I can confirm that the patches work, but it's quite difficult to figure out when and which patch to use. Also, the patch #42 contains unnecessary changes.

So I rerolled patches for each available version: 1.x, 2.x, 3.x

The main difference between patches is the entity type name:
- 1.x and 2.x - group_content
- 3.x - group_relationship

I came across the same issue when doing the same for commerce_products with an integration with Group Commerce.
The access check is reverted to the default when trying to upload or select a Media entity. instead of checking the group permissions.

The fix (for us) was to change gnode_node_create_access() to gnode_entity_create_access(), because the code of a possible gnode_commerce_product_create_access() would basically be the same as gnode_node_create_access() in the patches above.

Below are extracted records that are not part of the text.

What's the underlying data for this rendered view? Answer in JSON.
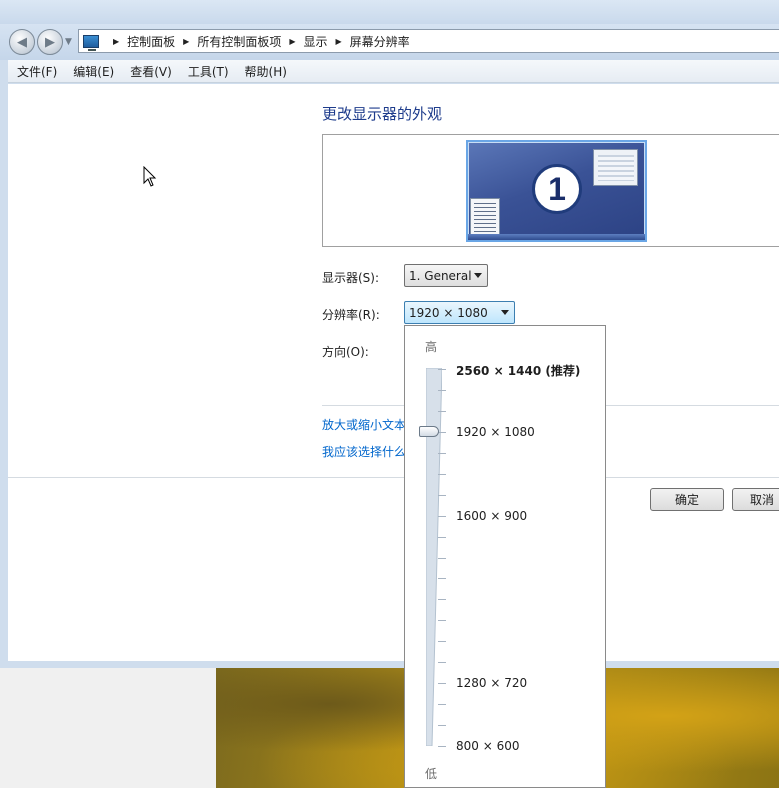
{
  "address_bar": {
    "crumbs": [
      "控制面板",
      "所有控制面板项",
      "显示",
      "屏幕分辨率"
    ]
  },
  "menu": [
    "文件(F)",
    "编辑(E)",
    "查看(V)",
    "工具(T)",
    "帮助(H)"
  ],
  "heading": "更改显示器的外观",
  "monitor_number": "1",
  "fields": {
    "display_label": "显示器(S):",
    "display_value": "1. General",
    "resolution_label": "分辨率(R):",
    "resolution_value": "1920 × 1080",
    "orientation_label": "方向(O):"
  },
  "links": {
    "zoom": "放大或缩小文本",
    "which": "我应该选择什么"
  },
  "buttons": {
    "ok": "确定",
    "cancel": "取消"
  },
  "slider": {
    "high_label": "高",
    "low_label": "低",
    "selected": "1920 × 1080",
    "options": [
      {
        "label": "2560 × 1440 (推荐)",
        "recommended": true
      },
      {
        "label": "1920 × 1080",
        "recommended": false
      },
      {
        "label": "1600 × 900",
        "recommended": false
      },
      {
        "label": "1280 × 720",
        "recommended": false
      },
      {
        "label": "800 × 600",
        "recommended": false
      }
    ]
  },
  "colors": {
    "heading": "#1e3c8c",
    "link": "#0066cc"
  }
}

Beware: THE PATCHES ARE THE SAME AS THE ONES OF #52, with the difference they aren't exclusive to node entities.

Anyone have success getting this to work on the 4.x version? The 3.x versions don't appear to work.

#3439568: Ability to use gnode access checks conflicts

@socialnicheguru functionality conflicts or code conflicts inside the *group.module*?
If it's just a code conflicts, then no extra moves are needed here since there are no conflicts with the dev branches

I also tried to use the patch from #53 with version 3.3.4 - which does not work. Any update?

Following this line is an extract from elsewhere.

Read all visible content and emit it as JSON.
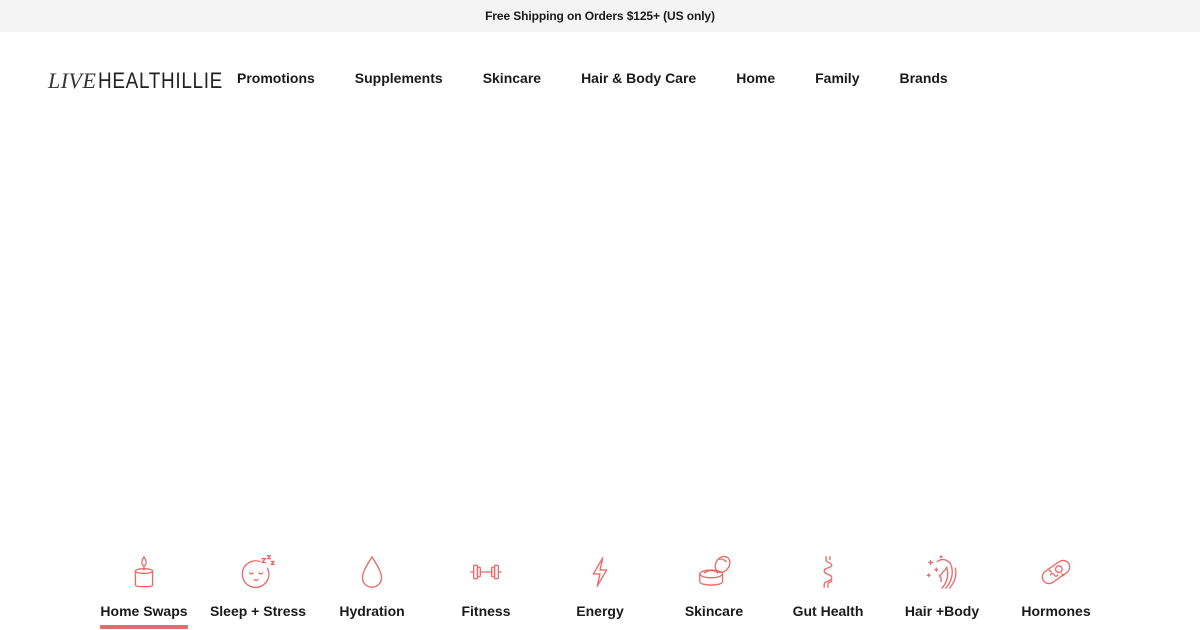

The problem may well lie with media_library expecting the create {bundle} block content permission. This is described in #3327106: MediaLibraryFieldWidgetOpener is too opinionated: MediaLibraryFieldWidgetOpener is too opinionated.

This shows up elsewhere, notably in layout builder (#3106315: Block content permissions required to select or upload new Media with media library when using Layout Builder). That is a very similar scenario: you are allowed to create non-reusable, inline blocks as part of a layout override, without having full on create {bundle} block content permission.

It seems strange that the result of EntityAccessControlHandlerInterface::createAccess() would vary per route. Presumably it also needs the route cache context too.

In D10, the hook hook_field_widget_WIDGET_TYPE_form_alter does not exist anymore and is replaced by hook_field_widget_single_element_WIDGET_TYPE_form_alter, so the hook gnode_field_widget_media_library_widget_form_alter must be gnode_field_widget_single_element_media_library_widget_form_alter

Change record: https://www.drupal.org/node/3180429

I cannot create an interdiff, but I based my patch on #53-1.x.

I tried to use the #53 3.x patch with 3.3.5, but it's not working (no change to permission blockers).